Bangladesh’s foreign minister has characterised the situation as “genocide”. Diplomats who attended briefings in Bangladesh over the weekend said that as many as 3,000 people may have been killed so far, a much higher estimate than the 1,000 previously reported by the UN.
Why has Suu Kyi failed to act?
Malaysia, Indonesia, Bangladesh and Pakistan, all countries with majority Muslim populations, have put increasing pressure on Myanmar to halt the violence, without success. Suu Kyi’s supporters point to her lack of control over a military that under the constitution automatically holds a quarter of the parliamentary seats and that can seize power by declaring a state of emergency.
But fellow Nobel laureate Desmond Tutu criticised Suu Kyi’s apparent willingness to remain quiet in order to cling to power. “If the political price of your ascension to the highest office in Myanmar is your silence, the price is surely too steep,” Tutu wrote to her in a letter quoted in The Independent.
Even before the latest humanitarian crisis began at the end of August, Suu Kyi “displayed a disconcerting sensibility regarding Muslims in Myanmar”, preserving laws that deny Rohingya essential rights, CNN reports.
The BBC’s Fergal Keane says Suu Kyi is unlikely to ever concede that the Rohingya Muslims are being subjected to ethnic cleansing, “not even when tens of thousands are being burned from their homes amid widespread reports of killing and sexual violence”.
The latest crisis erupted when the Arakan Rohingya Salvation Army (Arsa) attacked several police posts, killing 12 people, and security forces subsequently initiated a crackdown.
Although the main Rohingya militant group declared a one-month ceasefire, Myanmar brushed off the notion, with government spokesman Zaw Htay announcing that Myanmar would not negotiate with “terrorists”.
This is not the first crisis involving the Rohingyas; nor is it the first time Suu Kyi has been criticised for her silence.

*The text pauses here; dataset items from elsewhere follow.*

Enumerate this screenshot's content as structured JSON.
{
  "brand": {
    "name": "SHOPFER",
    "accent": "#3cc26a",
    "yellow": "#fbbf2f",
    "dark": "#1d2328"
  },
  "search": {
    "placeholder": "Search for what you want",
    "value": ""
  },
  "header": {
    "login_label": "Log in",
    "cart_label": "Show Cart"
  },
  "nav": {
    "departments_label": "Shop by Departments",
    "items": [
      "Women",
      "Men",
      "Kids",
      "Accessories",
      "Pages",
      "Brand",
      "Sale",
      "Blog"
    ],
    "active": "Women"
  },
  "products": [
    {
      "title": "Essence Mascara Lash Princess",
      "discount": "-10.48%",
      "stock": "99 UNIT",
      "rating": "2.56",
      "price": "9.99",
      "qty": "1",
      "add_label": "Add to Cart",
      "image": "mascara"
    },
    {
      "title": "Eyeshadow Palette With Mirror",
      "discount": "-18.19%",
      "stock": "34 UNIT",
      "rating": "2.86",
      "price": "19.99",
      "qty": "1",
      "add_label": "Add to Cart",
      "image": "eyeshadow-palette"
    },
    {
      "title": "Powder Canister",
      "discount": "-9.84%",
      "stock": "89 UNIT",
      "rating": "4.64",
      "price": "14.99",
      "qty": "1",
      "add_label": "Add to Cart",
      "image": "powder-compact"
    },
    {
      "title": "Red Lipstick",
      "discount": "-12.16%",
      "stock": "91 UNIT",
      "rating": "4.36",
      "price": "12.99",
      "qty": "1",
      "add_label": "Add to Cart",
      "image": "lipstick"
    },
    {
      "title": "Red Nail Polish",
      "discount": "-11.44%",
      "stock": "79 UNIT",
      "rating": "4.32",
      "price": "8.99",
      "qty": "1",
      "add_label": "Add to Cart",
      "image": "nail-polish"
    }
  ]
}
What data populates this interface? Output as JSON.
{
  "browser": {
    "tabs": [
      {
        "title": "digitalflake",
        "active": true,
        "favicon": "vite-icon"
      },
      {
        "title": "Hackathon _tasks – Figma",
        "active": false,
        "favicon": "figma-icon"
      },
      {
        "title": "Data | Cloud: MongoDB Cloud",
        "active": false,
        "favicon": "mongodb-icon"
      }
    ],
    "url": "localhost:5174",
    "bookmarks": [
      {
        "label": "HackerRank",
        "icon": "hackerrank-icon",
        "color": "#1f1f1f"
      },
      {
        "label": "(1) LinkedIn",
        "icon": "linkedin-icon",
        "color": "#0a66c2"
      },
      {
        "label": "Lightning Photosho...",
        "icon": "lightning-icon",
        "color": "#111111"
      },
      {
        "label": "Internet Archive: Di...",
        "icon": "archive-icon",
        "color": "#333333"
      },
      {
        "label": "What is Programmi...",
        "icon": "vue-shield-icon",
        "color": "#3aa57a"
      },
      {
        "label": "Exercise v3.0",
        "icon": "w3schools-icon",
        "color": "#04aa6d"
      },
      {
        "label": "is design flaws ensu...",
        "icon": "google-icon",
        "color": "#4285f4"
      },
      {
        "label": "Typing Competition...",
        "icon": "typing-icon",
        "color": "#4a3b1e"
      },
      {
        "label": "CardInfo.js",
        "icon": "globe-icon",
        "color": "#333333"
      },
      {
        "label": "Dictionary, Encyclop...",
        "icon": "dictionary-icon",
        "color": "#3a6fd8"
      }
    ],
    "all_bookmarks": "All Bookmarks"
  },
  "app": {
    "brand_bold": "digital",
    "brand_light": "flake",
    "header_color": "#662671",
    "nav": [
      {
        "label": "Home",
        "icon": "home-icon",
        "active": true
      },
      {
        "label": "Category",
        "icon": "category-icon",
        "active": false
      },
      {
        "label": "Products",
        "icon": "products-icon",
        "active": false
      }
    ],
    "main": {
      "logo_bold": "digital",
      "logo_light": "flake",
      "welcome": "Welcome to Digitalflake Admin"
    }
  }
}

Five years ago, during a campaign that displaced more than 100,000 Rohingya, Suu Kyi - Myanmar’s symbol of democracy and defiance in the face of tyranny - also kept quiet. It is the absence of intervention, even rhetorical intervention, that disturbs many of her critics, but the BBC’s Keane insists the problem is more complex.

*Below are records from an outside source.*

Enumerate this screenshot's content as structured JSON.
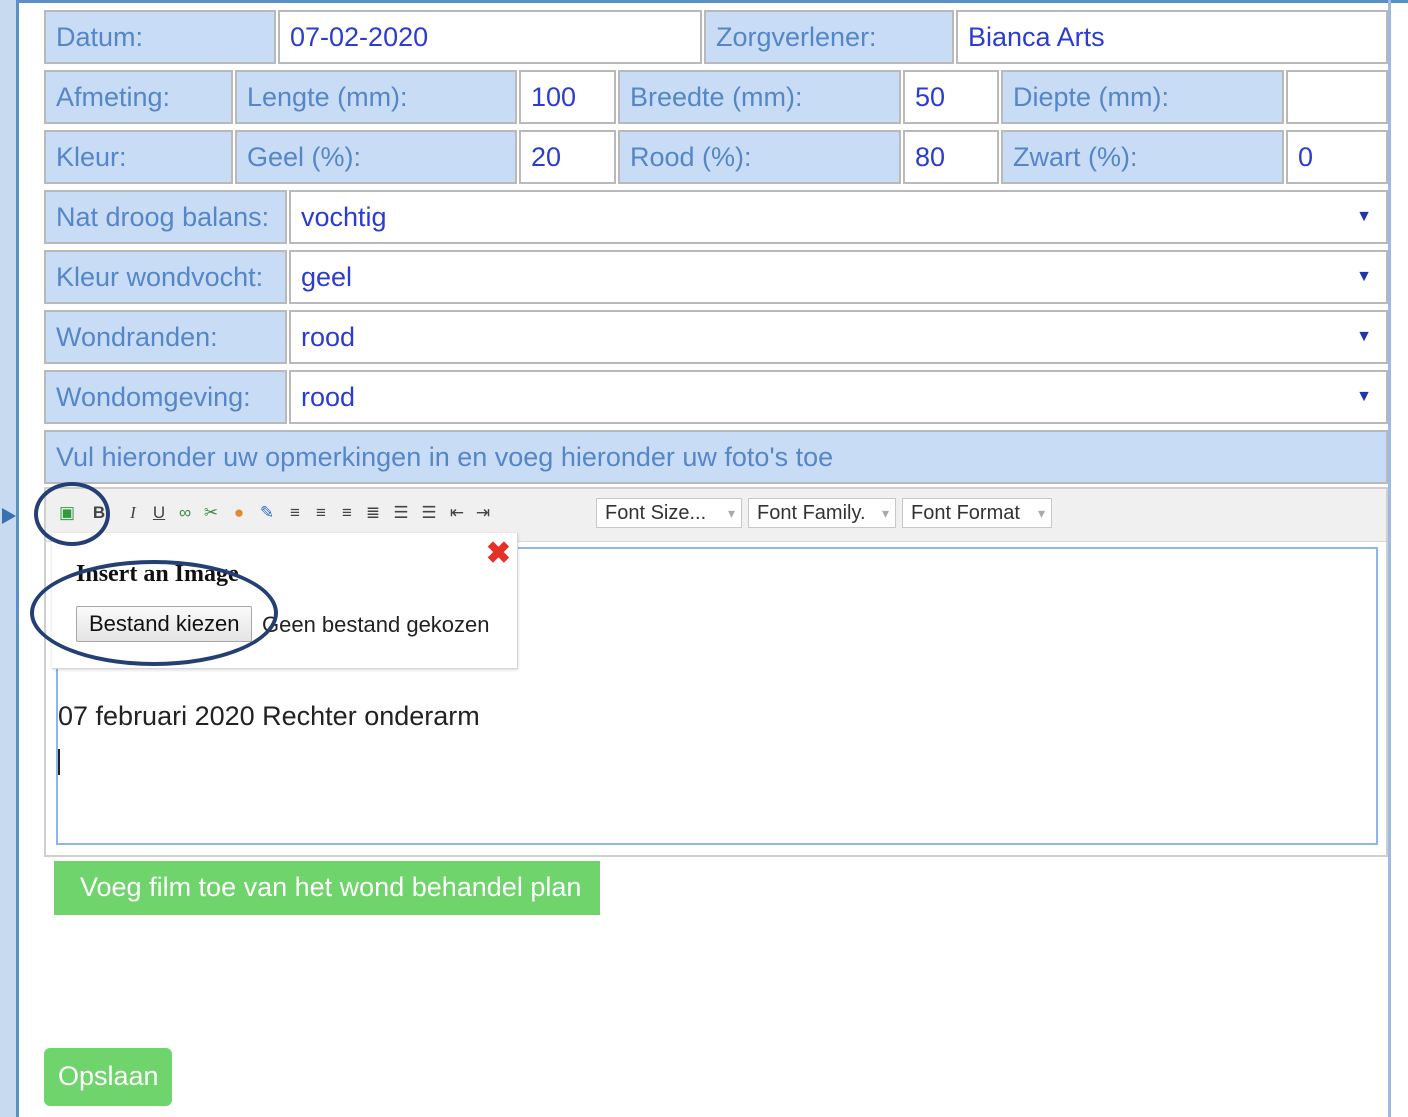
{
  "form": {
    "datum_label": "Datum:",
    "datum_value": "07-02-2020",
    "zorgverlener_label": "Zorgverlener:",
    "zorgverlener_value": "Bianca Arts",
    "afmeting_label": "Afmeting:",
    "lengte_label": "Lengte (mm):",
    "lengte_value": "100",
    "breedte_label": "Breedte (mm):",
    "breedte_value": "50",
    "diepte_label": "Diepte (mm):",
    "diepte_value": "",
    "kleur_label": "Kleur:",
    "geel_label": "Geel (%):",
    "geel_value": "20",
    "rood_label": "Rood (%):",
    "rood_value": "80",
    "zwart_label": "Zwart (%):",
    "zwart_value": "0",
    "nat_droog_label": "Nat droog balans:",
    "nat_droog_value": "vochtig",
    "kleur_wondvocht_label": "Kleur wondvocht:",
    "kleur_wondvocht_value": "geel",
    "wondranden_label": "Wondranden:",
    "wondranden_value": "rood",
    "wondomgeving_label": "Wondomgeving:",
    "wondomgeving_value": "rood",
    "remarks_instruction": "Vul hieronder uw opmerkingen in en voeg hieronder uw foto's toe"
  },
  "toolbar": {
    "font_size": "Font Size...",
    "font_family": "Font Family.",
    "font_format": "Font Format",
    "icons": [
      "insert-image-icon",
      "bold-icon",
      "italic-icon",
      "underline-icon",
      "link-icon",
      "unlink-icon",
      "color-icon",
      "html-icon",
      "align-left-icon",
      "align-center-icon",
      "align-right-icon",
      "justify-icon",
      "ordered-list-icon",
      "unordered-list-icon",
      "outdent-icon",
      "indent-icon"
    ]
  },
  "popup": {
    "title": "Insert an Image",
    "file_button": "Bestand kiezen",
    "file_status": "Geen bestand gekozen"
  },
  "editor": {
    "content": "07 februari 2020  Rechter onderarm"
  },
  "buttons": {
    "add_film": "Voeg film toe van het wond behandel plan",
    "save": "Opslaan"
  },
  "colors": {
    "label_bg": "#c9dcf5",
    "label_text": "#5586c8",
    "value_text": "#2b3cd0",
    "green_button": "#6fd46b",
    "annotation_ring": "#243f73",
    "close_icon": "#e53025"
  }
}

“It goes further than silence,” he says. “Her diplomats are working with Russia and the UN to prevent criticism of the government at Security Council level, and she herself has characterised the latest violence as a problem of terrorism.”
In a rare statement issued recently about the crisis, Al Jazeera reports, Suu Kyi also blamed “terrorists” for “a huge iceberg of misinformation” about the violence.
‘Nationalist upsurge’
Suu Kyi certainly isn’t alone in maintaining silence on the Rohingyas. Since 2011, Myanmar has seen a surge in extreme Buddhist nationalism, anti-Muslim hate speech and deadly violence, the International Crisis Group said in a report released last week.
Since Suu Kyi’s political party was elected almost two years ago, the government has tried to curtail Buddhist nationalism, but those efforts have been largely ineffective “and have probably even enhanced them”, the report says.
Part of the problem, says Al Jazeera, is that many Burmese lived through almost 60 years of violence under a military government before Suu Kyi's National League for Democracy party came to power.
“They are content to reap the fruits of an economic and social revival that has afforded them the chance to live out their lives in relative peace,” according to Al Jazeera, even at the expense of hundreds of thousands of homeless Rohingyas.
And, at least for now, it appears Suu Kyi intends to remain silent along with them.